Le problème est que l’objectif étatique officiel d’«éviter que des systèmes de cryptage individualisés ne retardent la poursuite d’une enquête» remet en cause dans le même temps l’ensemble de la sécurité informatique en la fragilisant. Les données monopolisées par le secteur privé doivent donc être également ouvertes à l’État au nom de la menace terroriste et de la sécurité collective. Selon Edward Snowden, ancien employé de la CIA et de la NSA, cette opposition entre privé et public n’est en fait qu’une «fausse opposition entre le privatif et le sécuritaire» : il ne serait pas possible d’avoir l’un sans l’autre. Entre la volonté de garantir le chiffrement aux clients (le monopole privé des métadonnées) et la nécessité pour une multinationale de collaborer avec l’État dans la lutte anti-terroriste, un consensus de partage oligopolistique public-privé devra être légalement mis en place. À ce propos, Microsoft a plaidé le 11 mai 2016 à l’ONU pour ce partenariat public-privé dans la lutte contre le terrorisme. Les pratiques d’espionnages de la NSA, officiellement suspendues, pourront être remises au goût du jour sous une forme améliorée, efficiente et surtout justifiée. Ceci pourrait mettre un terme à une guerre de 40 ans opposant agences et défenseurs des libertés publiques (Crypto-Wars).

Finalement, la rhétorique sécuritaire peut se résumer en un unique argument : l’ubiquité du chiffrement gênerait le travail des forces de l’ordre. En plus de l’affaiblissement du pouvoir judiciaire, il faut donc abolir tous les obstacles limitant les activités de la police étatique pour résoudre le problème. Toujours selon Snowden, ce serait dans cet objectif que Washington confronterait les multinationales du high-tech à une question morale (la protection des données des terroristes) afin de pousser à légiférer sur la question. Les gérants du Web ne doivent pas avoir le monopole des métadonnées, l’État veut sa part. En réaction, la bourgeoisie numérique se fait une joie de se faire la défenseuse des consommateurs, tout en sauvegardant ses intérêts ; la sécurité des données devient un argument commercial face à un État intrusif. Demain, nous serons prêts à payer plus cher pour la sécurité de nos données et ce critère de choix segmente le marché avec un nouveau niveau de qualité solvable. Nous avons donc comme dilemme pour la sécurité de nos données : soit le monopole privé soit l’oligopole étatico-privé.

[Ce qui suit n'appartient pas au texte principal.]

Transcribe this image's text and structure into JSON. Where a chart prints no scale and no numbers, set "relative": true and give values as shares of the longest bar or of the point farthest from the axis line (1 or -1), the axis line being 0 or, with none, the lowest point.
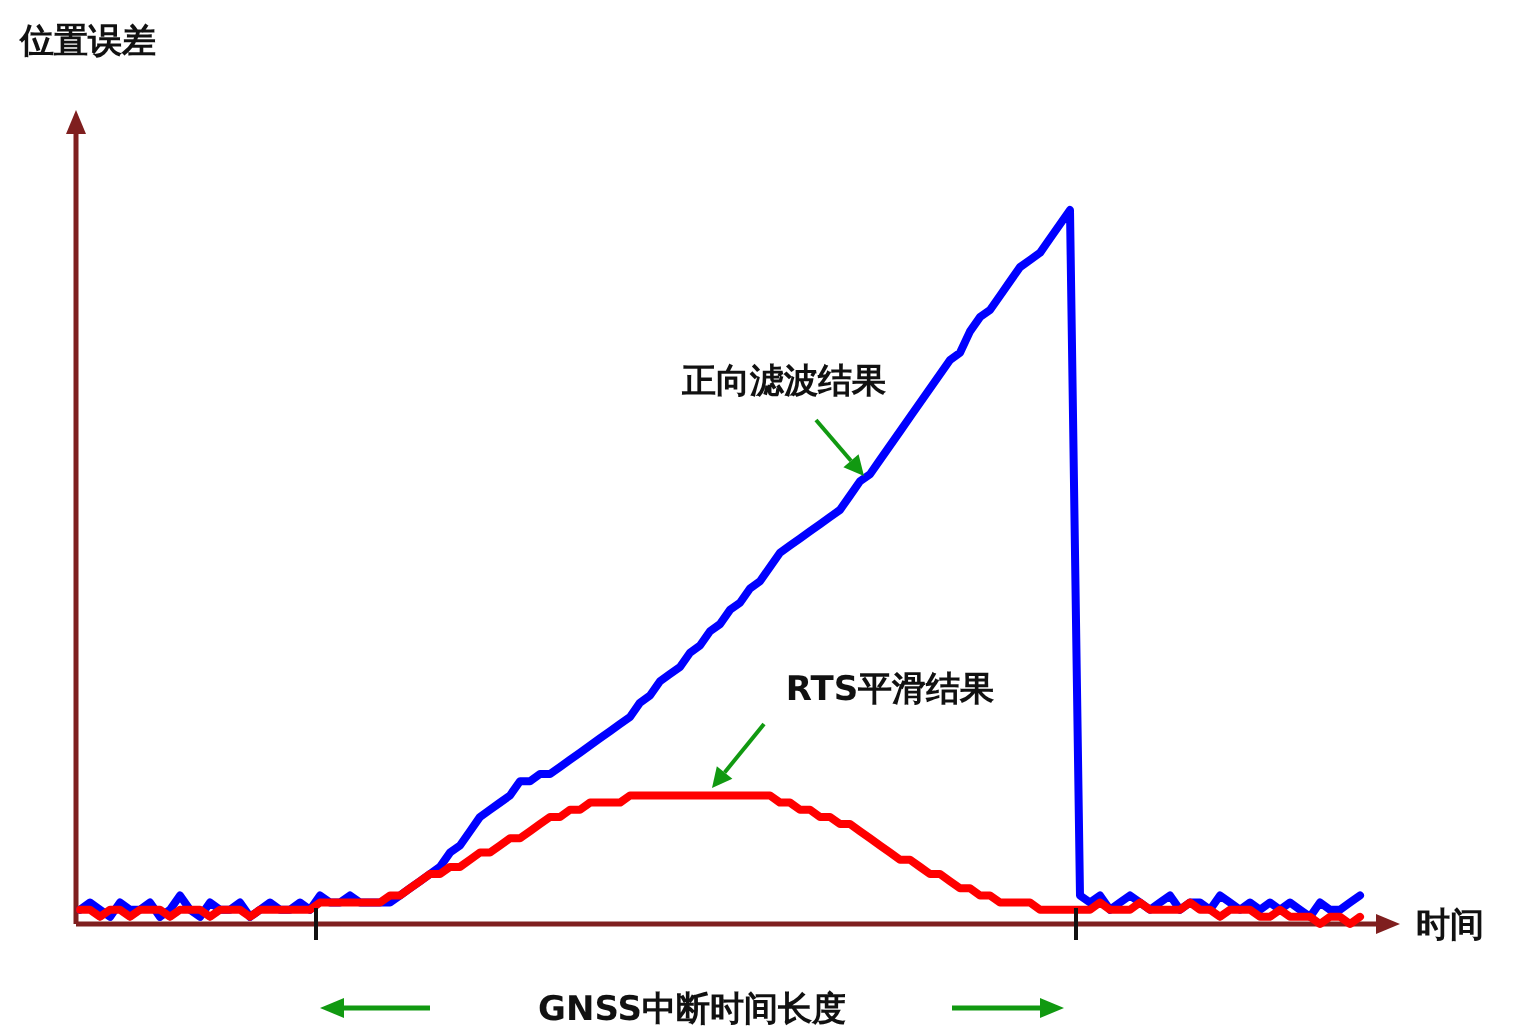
{
  "chart_data": {
    "type": "line",
    "relative": true,
    "ylabel": "位置误差",
    "xlabel": "时间",
    "legend": false,
    "annotations": [
      "GNSS中断时间长度"
    ],
    "categories": [
      null,
      null,
      null,
      null,
      null,
      null,
      null,
      null,
      null,
      null,
      null,
      null,
      null,
      null,
      null,
      null,
      null,
      null,
      null,
      null,
      null,
      null,
      null,
      null,
      null,
      null,
      null,
      null,
      null,
      null,
      null,
      null,
      null,
      null,
      null,
      null,
      null,
      null,
      null,
      null,
      null,
      null,
      null,
      null,
      null,
      null,
      null,
      null,
      null,
      null,
      null,
      null,
      null,
      null,
      null,
      null,
      null,
      null,
      null,
      null,
      null,
      null,
      null,
      null,
      null,
      null,
      null,
      null,
      null,
      null,
      null,
      null,
      null,
      null,
      null,
      null,
      null,
      null,
      null,
      null,
      null,
      null,
      null,
      null,
      null,
      null,
      null,
      null,
      null,
      null,
      null,
      null,
      null,
      null,
      null,
      null,
      null,
      null,
      null,
      null,
      null,
      null,
      null,
      null,
      null,
      null,
      null,
      null,
      null,
      null,
      null,
      null,
      null,
      null,
      null,
      null,
      null,
      null,
      null,
      null,
      null,
      null,
      null,
      null,
      null,
      null,
      null,
      null,
      null
    ],
    "series": [
      {
        "name": "正向滤波结果",
        "color": "#0000ff",
        "values": [
          0.02,
          0.03,
          0.02,
          0.01,
          0.03,
          0.02,
          0.02,
          0.03,
          0.01,
          0.02,
          0.04,
          0.02,
          0.01,
          0.03,
          0.02,
          0.02,
          0.03,
          0.01,
          0.02,
          0.03,
          0.02,
          0.02,
          0.03,
          0.02,
          0.04,
          0.03,
          0.03,
          0.04,
          0.03,
          0.03,
          0.03,
          0.03,
          0.04,
          0.05,
          0.06,
          0.07,
          0.08,
          0.1,
          0.11,
          0.13,
          0.15,
          0.16,
          0.17,
          0.18,
          0.2,
          0.2,
          0.21,
          0.21,
          0.22,
          0.23,
          0.24,
          0.25,
          0.26,
          0.27,
          0.28,
          0.29,
          0.31,
          0.32,
          0.34,
          0.35,
          0.36,
          0.38,
          0.39,
          0.41,
          0.42,
          0.44,
          0.45,
          0.47,
          0.48,
          0.5,
          0.52,
          0.53,
          0.54,
          0.55,
          0.56,
          0.57,
          0.58,
          0.6,
          0.62,
          0.63,
          0.65,
          0.67,
          0.69,
          0.71,
          0.73,
          0.75,
          0.77,
          0.79,
          0.8,
          0.83,
          0.85,
          0.86,
          0.88,
          0.9,
          0.92,
          0.93,
          0.94,
          0.96,
          0.98,
          1.0,
          0.04,
          0.03,
          0.04,
          0.02,
          0.03,
          0.04,
          0.03,
          0.02,
          0.03,
          0.04,
          0.02,
          0.03,
          0.03,
          0.02,
          0.04,
          0.03,
          0.02,
          0.03,
          0.02,
          0.03,
          0.02,
          0.03,
          0.02,
          0.01,
          0.03,
          0.02,
          0.02,
          0.03,
          0.04
        ]
      },
      {
        "name": "RTS平滑结果",
        "color": "#ff0000",
        "values": [
          0.02,
          0.02,
          0.01,
          0.02,
          0.02,
          0.01,
          0.02,
          0.02,
          0.02,
          0.01,
          0.02,
          0.02,
          0.02,
          0.01,
          0.02,
          0.02,
          0.02,
          0.01,
          0.02,
          0.02,
          0.02,
          0.02,
          0.02,
          0.02,
          0.03,
          0.03,
          0.03,
          0.03,
          0.03,
          0.03,
          0.03,
          0.04,
          0.04,
          0.05,
          0.06,
          0.07,
          0.07,
          0.08,
          0.08,
          0.09,
          0.1,
          0.1,
          0.11,
          0.12,
          0.12,
          0.13,
          0.14,
          0.15,
          0.15,
          0.16,
          0.16,
          0.17,
          0.17,
          0.17,
          0.17,
          0.18,
          0.18,
          0.18,
          0.18,
          0.18,
          0.18,
          0.18,
          0.18,
          0.18,
          0.18,
          0.18,
          0.18,
          0.18,
          0.18,
          0.18,
          0.17,
          0.17,
          0.16,
          0.16,
          0.15,
          0.15,
          0.14,
          0.14,
          0.13,
          0.12,
          0.11,
          0.1,
          0.09,
          0.09,
          0.08,
          0.07,
          0.07,
          0.06,
          0.05,
          0.05,
          0.04,
          0.04,
          0.03,
          0.03,
          0.03,
          0.03,
          0.02,
          0.02,
          0.02,
          0.02,
          0.02,
          0.02,
          0.03,
          0.02,
          0.02,
          0.02,
          0.03,
          0.02,
          0.02,
          0.02,
          0.02,
          0.03,
          0.02,
          0.02,
          0.01,
          0.02,
          0.02,
          0.02,
          0.01,
          0.01,
          0.02,
          0.01,
          0.01,
          0.01,
          0.0,
          0.01,
          0.01,
          0.0,
          0.01
        ]
      }
    ]
  }
}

Twitter vient d’exiger que son partenaire Dataminr ne fournisse plus des données aux agences de renseignements : «Une manière pour la plateforme de microblogging d’éviter de se montrer trop près des agences fédérales en charge de la surveillance en mode Big Brother. Une réputation qui pourrait nuire à son image auprès du grand public.» La communauté du renseignement américain aimerait que cette position soit reconsidérée au nom de la lutte anti-terroriste. De même, dans cette période de baisse historique des ventes d’iPhone et de chute boursière historique, la friction FBI/Apple pourrait permettre à la firme de la pomme de se refaire «une virginité à peu de frais !», résume la cyptologue Anne Canteaut.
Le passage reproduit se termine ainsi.